How much ram is likely needed on an apple arm for models like this? And for general use, 64, 96, 128? Trying to decide how large I should go for a new laptop.
I very recently purchased a MacBook Pro (M1 Max) with 64GB of ram. I haven't experimented that much, but I was able to run inference using the 65B parameter Llama model with quantized weights at a speed that was reasonably usable (maybe a touch slower than ChatGPT with GPT-4).
I haven't attempted to use the 65B model with non-quantized weights, but the smaller models work that way, if slowly. With 96GB of ram -- the upper limit of a MacBook Pro -- you might be able to use even larger models, but I think you'd hit the limits of useful performance before that point.
I should note that it can be a bit tricky getting things to work using the Mac's GPU. I couldn't get Dolly 6B to run on my work MBP, which theoretically should have enough ram, though I still want to try it on my personal laptop.

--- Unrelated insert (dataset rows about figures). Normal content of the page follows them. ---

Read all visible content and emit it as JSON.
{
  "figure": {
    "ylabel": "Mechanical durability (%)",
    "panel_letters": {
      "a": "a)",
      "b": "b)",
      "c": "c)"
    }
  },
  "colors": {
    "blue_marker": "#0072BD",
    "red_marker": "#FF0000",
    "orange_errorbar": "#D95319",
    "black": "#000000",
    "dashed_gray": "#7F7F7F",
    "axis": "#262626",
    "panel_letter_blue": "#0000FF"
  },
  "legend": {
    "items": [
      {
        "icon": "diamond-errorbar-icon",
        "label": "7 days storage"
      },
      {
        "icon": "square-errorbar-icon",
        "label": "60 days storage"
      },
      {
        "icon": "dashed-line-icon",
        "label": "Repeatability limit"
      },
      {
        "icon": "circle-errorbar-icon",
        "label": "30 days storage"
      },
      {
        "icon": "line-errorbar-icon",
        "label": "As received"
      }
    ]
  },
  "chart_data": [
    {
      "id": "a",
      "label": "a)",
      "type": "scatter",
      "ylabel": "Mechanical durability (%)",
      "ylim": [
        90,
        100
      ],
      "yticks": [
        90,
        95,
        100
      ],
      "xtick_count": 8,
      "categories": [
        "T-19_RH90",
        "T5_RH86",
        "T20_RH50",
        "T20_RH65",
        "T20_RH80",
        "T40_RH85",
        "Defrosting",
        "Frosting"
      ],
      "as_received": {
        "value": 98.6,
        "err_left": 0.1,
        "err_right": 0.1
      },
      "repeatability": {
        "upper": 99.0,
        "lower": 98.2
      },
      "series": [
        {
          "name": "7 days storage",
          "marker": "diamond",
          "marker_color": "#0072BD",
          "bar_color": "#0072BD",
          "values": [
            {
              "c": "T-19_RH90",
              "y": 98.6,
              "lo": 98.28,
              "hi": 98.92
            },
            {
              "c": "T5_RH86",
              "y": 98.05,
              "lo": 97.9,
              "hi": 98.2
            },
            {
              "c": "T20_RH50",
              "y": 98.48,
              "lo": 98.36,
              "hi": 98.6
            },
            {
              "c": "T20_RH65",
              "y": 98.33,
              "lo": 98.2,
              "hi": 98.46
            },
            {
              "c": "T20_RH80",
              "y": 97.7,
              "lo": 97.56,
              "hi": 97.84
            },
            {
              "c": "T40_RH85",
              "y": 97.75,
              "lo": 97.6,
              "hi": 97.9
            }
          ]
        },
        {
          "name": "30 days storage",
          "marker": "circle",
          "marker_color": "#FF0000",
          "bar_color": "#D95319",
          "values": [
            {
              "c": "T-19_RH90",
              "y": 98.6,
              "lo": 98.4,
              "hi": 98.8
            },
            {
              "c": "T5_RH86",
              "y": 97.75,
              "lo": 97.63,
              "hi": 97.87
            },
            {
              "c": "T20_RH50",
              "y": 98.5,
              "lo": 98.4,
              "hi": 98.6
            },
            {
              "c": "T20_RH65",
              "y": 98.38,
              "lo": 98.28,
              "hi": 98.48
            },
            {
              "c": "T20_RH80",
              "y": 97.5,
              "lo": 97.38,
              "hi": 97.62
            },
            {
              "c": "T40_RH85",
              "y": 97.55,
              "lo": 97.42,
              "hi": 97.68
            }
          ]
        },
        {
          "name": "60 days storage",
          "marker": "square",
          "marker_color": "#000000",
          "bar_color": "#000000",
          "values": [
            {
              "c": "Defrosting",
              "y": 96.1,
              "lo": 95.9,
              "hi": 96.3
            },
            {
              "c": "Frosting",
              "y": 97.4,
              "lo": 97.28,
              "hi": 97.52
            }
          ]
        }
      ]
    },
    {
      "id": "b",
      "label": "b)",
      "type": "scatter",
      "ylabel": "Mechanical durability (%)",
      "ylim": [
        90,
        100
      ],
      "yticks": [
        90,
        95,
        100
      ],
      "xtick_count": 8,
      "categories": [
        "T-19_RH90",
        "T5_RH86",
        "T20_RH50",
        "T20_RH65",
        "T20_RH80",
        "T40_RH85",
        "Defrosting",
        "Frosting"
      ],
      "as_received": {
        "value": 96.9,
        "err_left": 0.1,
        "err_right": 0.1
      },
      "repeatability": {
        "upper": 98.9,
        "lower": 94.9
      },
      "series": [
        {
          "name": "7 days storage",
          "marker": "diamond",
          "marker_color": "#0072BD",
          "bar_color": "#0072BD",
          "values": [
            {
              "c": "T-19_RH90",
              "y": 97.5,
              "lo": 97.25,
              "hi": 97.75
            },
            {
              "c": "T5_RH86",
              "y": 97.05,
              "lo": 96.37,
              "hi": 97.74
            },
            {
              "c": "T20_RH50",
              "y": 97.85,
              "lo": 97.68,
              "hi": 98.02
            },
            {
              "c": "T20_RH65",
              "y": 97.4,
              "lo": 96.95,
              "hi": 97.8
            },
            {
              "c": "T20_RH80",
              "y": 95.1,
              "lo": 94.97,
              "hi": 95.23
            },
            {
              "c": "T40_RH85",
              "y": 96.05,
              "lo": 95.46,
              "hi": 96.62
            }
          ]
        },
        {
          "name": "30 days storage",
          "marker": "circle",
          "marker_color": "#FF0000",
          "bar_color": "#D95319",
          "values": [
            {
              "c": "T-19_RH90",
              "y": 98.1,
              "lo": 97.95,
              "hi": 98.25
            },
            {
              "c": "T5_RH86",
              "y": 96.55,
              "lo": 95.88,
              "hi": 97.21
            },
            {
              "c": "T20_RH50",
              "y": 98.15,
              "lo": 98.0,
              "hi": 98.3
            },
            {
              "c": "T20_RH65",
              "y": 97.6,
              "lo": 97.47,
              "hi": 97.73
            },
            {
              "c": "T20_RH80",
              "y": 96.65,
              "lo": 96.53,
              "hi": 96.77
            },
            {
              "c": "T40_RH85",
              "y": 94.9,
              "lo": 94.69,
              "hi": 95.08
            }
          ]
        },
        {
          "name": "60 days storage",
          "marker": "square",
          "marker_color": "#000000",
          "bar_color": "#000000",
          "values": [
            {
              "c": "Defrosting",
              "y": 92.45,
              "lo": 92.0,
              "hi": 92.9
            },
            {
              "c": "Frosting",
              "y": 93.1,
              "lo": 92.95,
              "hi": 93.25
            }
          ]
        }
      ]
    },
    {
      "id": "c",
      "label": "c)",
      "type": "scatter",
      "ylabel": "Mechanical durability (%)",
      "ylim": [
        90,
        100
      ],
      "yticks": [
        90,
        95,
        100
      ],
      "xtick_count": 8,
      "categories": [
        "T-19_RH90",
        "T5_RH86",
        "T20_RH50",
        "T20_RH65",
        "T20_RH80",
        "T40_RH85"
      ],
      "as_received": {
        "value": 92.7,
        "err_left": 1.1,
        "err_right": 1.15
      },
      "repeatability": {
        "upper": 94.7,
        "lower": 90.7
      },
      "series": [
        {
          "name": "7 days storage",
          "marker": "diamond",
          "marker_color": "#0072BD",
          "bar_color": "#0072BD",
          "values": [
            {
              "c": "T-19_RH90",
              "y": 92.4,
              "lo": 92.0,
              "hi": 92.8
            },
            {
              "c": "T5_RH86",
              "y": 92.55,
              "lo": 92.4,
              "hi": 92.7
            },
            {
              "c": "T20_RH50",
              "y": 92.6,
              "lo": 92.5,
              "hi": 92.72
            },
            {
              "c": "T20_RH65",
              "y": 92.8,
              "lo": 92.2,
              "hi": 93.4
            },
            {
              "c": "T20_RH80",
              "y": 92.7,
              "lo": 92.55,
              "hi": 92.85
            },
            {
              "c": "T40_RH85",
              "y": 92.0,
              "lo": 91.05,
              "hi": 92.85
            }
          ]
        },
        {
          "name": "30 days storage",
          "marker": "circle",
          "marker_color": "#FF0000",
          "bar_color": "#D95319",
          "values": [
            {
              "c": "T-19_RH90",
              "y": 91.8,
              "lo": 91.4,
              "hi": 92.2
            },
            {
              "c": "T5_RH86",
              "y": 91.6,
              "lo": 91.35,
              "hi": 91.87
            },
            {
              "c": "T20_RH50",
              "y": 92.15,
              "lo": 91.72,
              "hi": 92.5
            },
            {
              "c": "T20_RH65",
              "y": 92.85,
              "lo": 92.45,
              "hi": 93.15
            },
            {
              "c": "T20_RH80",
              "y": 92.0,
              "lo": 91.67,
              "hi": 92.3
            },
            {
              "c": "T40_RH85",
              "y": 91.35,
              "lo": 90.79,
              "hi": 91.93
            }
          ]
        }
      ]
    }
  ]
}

I see refurbished m1 2tb/128gb for $4700, looks like similar price for an m2 with same storage/ram with my corp discount (20cpu/48gpu). This is a tough decision.
AFAIK current models can run even with 64GB, but I would assume that we will very likely have bigger models very soon so I guess the answer is as much as you can afford
The next question is m1 or m2, and the impact of the various number of gpu units between pro, max, ultra skews. I'm really tempted to buy a "refurbished m1 studio" with 128gb because I think the ram is the key. Have not seen any benchmarks with diff # of gpus/aka diff skews.
it runs slightly slower on the GPU than under llama.cpp but uses much less power doing so
I would guess the slowness is due to immaturity of the PyTorch MPS backend, the asitop graphs show it doing a bunch of cpu along with the gpu, so it might be inefficiently falling back to cpu for some ops and swapping layers back and forth (I have no idea, just guessing)
Anyone managed to run it on an M1/M2 Mac yet?